Will Ukraine close its airspace to commercial flights?


As the diplomatic situation between Ukraine and Russia rapidly continues to deteriorate, civil aviation operations have been increasingly affected.

Local airlines are having to forego some of their aircraft, as insurers refuse to cover flights through Ukraine. Yet for now, the airspace remains open to commercial operations. 

These new tensions revive the memory of Malaysia Airlines flight MH17, whose downing above eastern Ukraine on July 17, 2014, caused the death of 283 people. Since that tragic event, many airlines have avoided the area. 

With the conflict now seemingly rekindled, several airlines have decided to suspend flights to Kyiv and alter routes to avoid Ukrainian airspace. 

On February 12, 2022, the Dutch flag carrier KLM was the first to announce it would suspend all flights to Boryspil International Airport (KBP) in Kyiv, Ukraine until further notice. “This decision follows the adjusted travel advice to code red and an extensive safety analysis,” the air carrier explained.  

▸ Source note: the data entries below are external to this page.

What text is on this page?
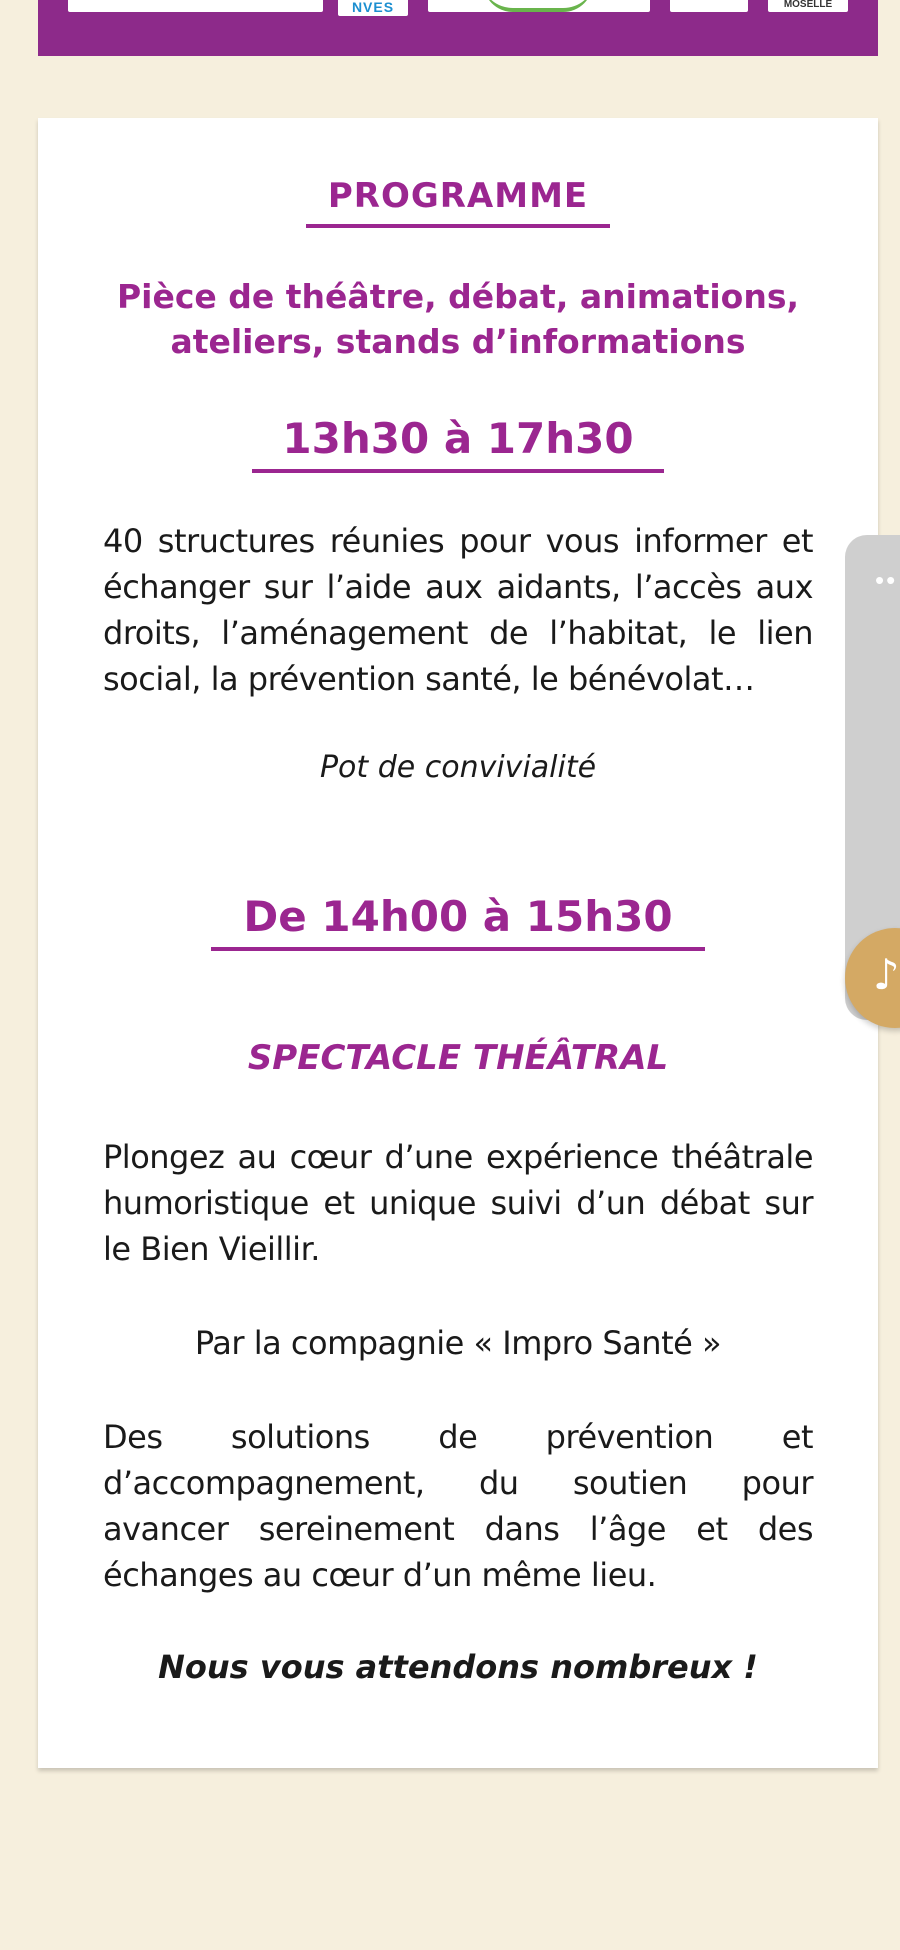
NVES	MOSELLE
PROGRAMME
Pièce de théâtre, débat, animations,
ateliers, stands d’informations
13h30 à 17h30
40 structures réunies pour vous informer et échanger sur l’aide aux aidants, l’accès aux droits, l’aménagement de l’habitat, le lien social, la prévention santé, le bénévolat…
Pot de convivialité
De 14h00 à 15h30
SPECTACLE THÉÂTRAL
Plongez au cœur d’une expérience théâtrale humoristique et unique suivi d’un débat sur le Bien Vieillir.
Par la compagnie « Impro Santé »
Des solutions de prévention et d’accompagnement, du soutien pour avancer sereinement dans l’âge et des échanges au cœur d’un même lieu.
Nous vous attendons nombreux !
••
♪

Germany’s flag carrier Lufthansa (LHAB) (LHA) is also reportedly considering a suspension of its flights to Kyiv. British Airways, which does not fly directly to Ukraine, seems to have modified its Asian routes to avoid the Ukrainian airspace, either from the north or the south. 

Later the same day, Ukrainian airline SkyUP flight PQ902 from Madeira, Portugal, to Kyiv, had to divert to Chisinau, Moldova. Deucalion Aviation, the Irish-based lessor that was a spin-off from DVB Bank in 2021, barred their aircraft from entering Ukraine. “Despite all the efforts of the airline and the willingness of government agencies of Ukraine to contact the lessor, the owner of the aircraft flatly refused just at a time when the aircraft was already flying to Kyiv,” the airline said in a statement.  

Insurance companies informed Ukrainian air carriers that they would stop insuring aircraft for flights in Ukrainian airspace from February 14, 2022. Consequently, leased aircraft will be ferried out of Ukraine. For example, Ukraine International Airlines was forced to send five Boeing 737-800 aircraft to Spain for storage. Two additional aircraft were also sent into early maintenance in Serbia. 

No closed airspace for now 

The Ukrainian authorities said they continue to keep the country’s airspace open. “Closing the airspace is a sovereign right of Ukraine and no decision has been taken in this direction,” Mustafa Nayyem, the Ukrainian Deputy Minister of Infrastructure, stated on his Facebook page. 

Boryspil International Airport management reported that operations would continue normally, “ensuring security and a high level of aviation security in full”. 

To try and mitigate the damage, the Ukrainian government decided to allocate funds from the reserve fund of the state budget to cover the insurance of flights in the country’s airspace. 

“For this purpose, in agreement with the Budget Committee of the Verkhovna Rada of Ukraine, the amount of the reserve fund of the State Budget was increased by UAH 16.6 billion ($581 million). The allocated funds cover insurance cases for at least 23 aircraft,” the Ministry of Infrastructure of Ukraine explained. The priority of those aircraft will be to repatriate Ukrainian citizens from abroad. 

The Ministry stated that, as of February 13, 2022, 29 international airlines continued to fly from 34 countries.  

These include the low-cost carrier Wizz Air, whose schedule remains unchanged. “Wizz Air continues to closely monitor the situation in Ukraine,” the air carrier told Reuters. Similarly, Ryanair continues to carry out several daily flights to both Kyiv and Odessa. 

Air France not only continues to operate two weekly flights between France and Ukraine, but flightradar24 data shows that it even increased its capacity by using Airbus A321 instead of A319 aircraft. The French flag carrier could be expecting greater demand, given the schedule disruptions of its competitors.